Continental is drilling an offset to the Lambakis 1-11H extension well, which has been producing since late May and continues to flow at 4.2 MMcfd of 1,350-Btu gas and 110 b/d of oil with a shallow decline. Its initial rate was 5.4 MMcfd and 160 b/d.

The well, completed in 10 stages over 4,200 ft at 15,000 ft true vertical depth, proves up a further 15,000 net acres in the southern part of the company's 90,000 net acre Southeast Cana holding.

The lateral was landed in a siliceous zone that is thick in the southern part of Southeast Cana and may present multiple horizons for drilling, Continental said.

The well's rich gas brought a realized price in May of $6.25/MMcf, compared with a Nymex posted price of $3.95, the company noted.
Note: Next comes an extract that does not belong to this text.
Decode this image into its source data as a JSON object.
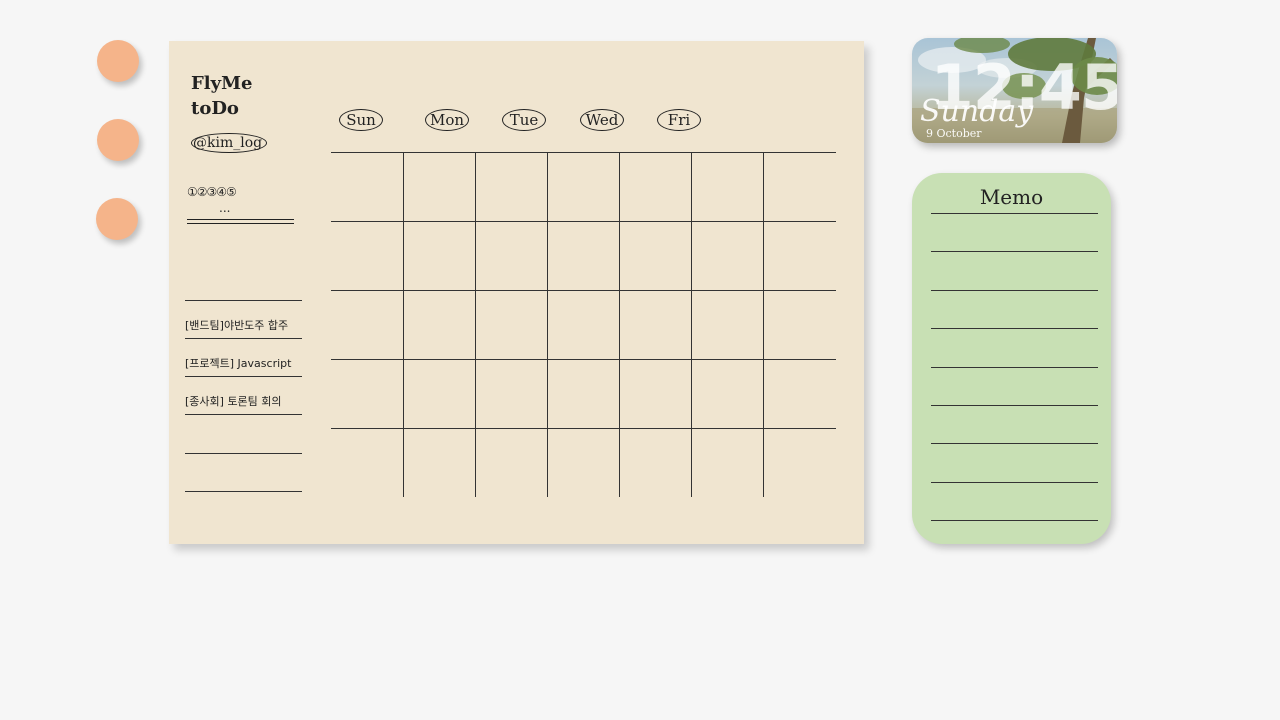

Continental is running 11 operated rigs in the northwest part of the Cana Woodford play, two in Southeast Cana, and one in the Arkoma basin Woodford play and plans to hike its operated rig count by yearend in the Anadarko Woodford, where it has a 270,000 net acres.

The company averaged 4,031 b/d of oil equivalent in the quarter ended June 30, 50% higher than the previous quarter.

Recent drilling times have been 40 days, 43% faster than the 2010 average, and recent completions are in Custer, Blaine, and Dewey counties.